Now, after Dobbs, Whitmer was talking about it again, and this was difficult. "It's traumatizing. Every time a woman shares her assault story with me, I get teary because I go right back to that place. But I've gotten to a point where I can talk about it," she said. Her staff put together roundtables with women this summer, and it was usually here that Whitmer recalled that feeling in the days after the assault — "coming to terms with, 'Oh my God, what if I'm pregnant.'" She wasn't, but if she had been, she would have had access to care.

Now her daughters would be the ones to bear the impact. The Whitmer family has been in Michigan for five generations.

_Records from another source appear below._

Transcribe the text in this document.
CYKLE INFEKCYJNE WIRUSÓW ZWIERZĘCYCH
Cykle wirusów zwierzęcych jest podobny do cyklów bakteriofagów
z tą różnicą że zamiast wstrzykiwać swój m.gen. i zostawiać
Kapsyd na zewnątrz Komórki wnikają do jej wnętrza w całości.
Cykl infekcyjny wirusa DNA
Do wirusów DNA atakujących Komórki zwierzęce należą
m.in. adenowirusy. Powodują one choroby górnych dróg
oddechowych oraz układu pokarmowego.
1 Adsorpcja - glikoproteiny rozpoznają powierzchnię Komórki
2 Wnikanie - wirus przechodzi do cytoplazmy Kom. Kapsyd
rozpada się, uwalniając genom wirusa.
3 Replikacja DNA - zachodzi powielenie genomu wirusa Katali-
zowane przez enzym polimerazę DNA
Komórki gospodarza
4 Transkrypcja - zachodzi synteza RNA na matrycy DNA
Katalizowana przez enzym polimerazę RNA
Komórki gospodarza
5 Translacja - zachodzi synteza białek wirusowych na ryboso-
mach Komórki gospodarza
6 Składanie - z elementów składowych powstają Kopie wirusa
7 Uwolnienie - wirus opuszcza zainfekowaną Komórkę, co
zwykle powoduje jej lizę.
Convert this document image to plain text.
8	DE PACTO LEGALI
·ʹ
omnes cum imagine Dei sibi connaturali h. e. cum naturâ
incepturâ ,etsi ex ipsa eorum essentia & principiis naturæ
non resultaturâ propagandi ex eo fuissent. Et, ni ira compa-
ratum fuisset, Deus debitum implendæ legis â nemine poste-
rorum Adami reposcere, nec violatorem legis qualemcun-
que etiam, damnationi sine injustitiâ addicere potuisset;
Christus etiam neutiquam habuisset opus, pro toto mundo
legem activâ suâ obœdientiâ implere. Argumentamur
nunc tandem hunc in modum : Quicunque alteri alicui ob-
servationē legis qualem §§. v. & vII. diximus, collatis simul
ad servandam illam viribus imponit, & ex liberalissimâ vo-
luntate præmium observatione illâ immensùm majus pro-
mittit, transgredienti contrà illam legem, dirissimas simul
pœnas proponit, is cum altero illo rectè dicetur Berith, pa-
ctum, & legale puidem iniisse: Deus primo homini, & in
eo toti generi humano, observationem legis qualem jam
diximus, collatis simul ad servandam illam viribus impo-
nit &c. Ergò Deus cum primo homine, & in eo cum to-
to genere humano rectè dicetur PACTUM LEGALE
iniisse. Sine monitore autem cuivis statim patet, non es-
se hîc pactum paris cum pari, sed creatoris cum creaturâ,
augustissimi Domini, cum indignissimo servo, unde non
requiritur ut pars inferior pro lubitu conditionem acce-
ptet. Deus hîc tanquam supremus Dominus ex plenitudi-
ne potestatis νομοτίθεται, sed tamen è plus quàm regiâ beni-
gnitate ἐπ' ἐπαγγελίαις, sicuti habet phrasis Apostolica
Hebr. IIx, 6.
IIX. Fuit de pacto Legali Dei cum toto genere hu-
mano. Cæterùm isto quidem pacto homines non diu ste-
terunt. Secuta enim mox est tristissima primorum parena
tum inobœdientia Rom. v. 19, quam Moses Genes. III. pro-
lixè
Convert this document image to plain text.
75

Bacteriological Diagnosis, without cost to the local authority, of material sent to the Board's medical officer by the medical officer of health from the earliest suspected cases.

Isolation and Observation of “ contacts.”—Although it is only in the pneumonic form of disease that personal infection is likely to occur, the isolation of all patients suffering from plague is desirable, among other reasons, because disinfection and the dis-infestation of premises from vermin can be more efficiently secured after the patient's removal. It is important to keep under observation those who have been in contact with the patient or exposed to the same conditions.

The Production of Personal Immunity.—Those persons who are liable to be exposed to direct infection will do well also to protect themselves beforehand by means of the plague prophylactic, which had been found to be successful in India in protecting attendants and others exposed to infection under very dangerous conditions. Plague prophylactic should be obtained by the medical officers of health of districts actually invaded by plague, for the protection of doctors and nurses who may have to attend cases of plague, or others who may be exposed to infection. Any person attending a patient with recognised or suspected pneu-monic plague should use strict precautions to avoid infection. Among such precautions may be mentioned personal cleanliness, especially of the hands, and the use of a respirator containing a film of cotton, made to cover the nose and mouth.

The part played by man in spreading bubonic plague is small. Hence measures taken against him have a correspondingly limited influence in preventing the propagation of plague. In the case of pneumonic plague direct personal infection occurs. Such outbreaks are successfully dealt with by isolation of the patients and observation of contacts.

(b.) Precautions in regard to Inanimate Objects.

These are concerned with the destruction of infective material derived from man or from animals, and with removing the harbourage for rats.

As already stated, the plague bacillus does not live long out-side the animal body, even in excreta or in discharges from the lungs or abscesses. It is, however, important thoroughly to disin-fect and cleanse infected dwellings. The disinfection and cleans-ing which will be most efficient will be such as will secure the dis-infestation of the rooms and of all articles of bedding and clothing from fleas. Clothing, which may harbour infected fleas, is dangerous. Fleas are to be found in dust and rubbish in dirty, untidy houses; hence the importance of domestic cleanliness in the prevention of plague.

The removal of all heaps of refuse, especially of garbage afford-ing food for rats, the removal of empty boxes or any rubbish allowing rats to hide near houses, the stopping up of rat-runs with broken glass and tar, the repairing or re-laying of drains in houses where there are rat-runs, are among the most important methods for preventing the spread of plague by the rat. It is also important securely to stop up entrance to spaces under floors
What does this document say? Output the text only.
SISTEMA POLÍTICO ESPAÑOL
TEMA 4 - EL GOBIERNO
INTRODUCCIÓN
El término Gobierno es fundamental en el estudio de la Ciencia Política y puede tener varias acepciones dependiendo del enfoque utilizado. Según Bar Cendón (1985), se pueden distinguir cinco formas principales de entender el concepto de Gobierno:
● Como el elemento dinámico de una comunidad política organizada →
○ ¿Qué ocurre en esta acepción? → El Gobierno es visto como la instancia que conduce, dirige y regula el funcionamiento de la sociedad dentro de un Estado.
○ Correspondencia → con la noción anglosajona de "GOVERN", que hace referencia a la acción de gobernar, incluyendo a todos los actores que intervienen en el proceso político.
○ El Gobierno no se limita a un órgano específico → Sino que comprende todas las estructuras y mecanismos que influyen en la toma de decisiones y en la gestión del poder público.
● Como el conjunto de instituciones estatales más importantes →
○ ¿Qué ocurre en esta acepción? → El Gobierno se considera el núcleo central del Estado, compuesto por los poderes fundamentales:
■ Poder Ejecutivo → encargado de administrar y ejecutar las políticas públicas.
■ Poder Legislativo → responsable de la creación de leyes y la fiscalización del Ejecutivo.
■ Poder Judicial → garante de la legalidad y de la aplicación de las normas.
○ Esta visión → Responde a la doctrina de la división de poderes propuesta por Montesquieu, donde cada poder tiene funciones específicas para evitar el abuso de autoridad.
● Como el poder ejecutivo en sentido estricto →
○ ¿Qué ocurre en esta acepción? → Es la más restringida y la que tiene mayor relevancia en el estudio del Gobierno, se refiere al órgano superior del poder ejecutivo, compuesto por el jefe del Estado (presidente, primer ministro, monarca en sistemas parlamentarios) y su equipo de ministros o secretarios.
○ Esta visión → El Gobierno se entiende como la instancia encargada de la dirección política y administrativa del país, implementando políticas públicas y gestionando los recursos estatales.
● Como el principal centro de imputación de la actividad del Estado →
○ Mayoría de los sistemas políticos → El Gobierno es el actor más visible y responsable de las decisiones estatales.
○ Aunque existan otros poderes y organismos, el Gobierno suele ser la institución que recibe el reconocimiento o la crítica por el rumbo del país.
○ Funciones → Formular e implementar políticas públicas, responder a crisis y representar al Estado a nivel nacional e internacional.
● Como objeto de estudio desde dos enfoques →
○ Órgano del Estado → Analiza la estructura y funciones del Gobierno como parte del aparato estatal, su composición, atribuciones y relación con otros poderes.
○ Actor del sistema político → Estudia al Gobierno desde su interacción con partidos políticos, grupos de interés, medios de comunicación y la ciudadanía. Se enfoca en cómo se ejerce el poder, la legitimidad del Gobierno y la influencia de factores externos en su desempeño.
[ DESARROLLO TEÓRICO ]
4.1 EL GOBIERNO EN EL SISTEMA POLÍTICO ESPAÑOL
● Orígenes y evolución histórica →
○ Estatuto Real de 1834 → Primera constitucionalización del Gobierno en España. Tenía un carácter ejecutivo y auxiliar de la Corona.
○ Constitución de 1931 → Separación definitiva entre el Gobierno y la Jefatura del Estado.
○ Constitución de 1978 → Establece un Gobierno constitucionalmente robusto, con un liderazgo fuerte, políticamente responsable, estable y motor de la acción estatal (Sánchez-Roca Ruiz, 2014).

But if her daughters don't have the same choices — if they don't have full reproductive rights, the governor said; if Sherry doesn't have full marriage rights, she said — they will probably settle their lives elsewhere. "And it breaks my heart to even say that."

They didn't want to leave, they said, but they would.

"I always see myself coming back here and settling down. It's where my family is," Sydney said.

"I want to be here with you," Sherry said to her mother. "I would be really sad if I couldn't — if I would have to make that choice."

Seated between the two girls, Whitmer put an arm around each daughter.

As a governor, she said, "I want them to consider Michigan."

"And as a parent — not as a governor — I would encourage them to go where they can live their fullest, truest lives."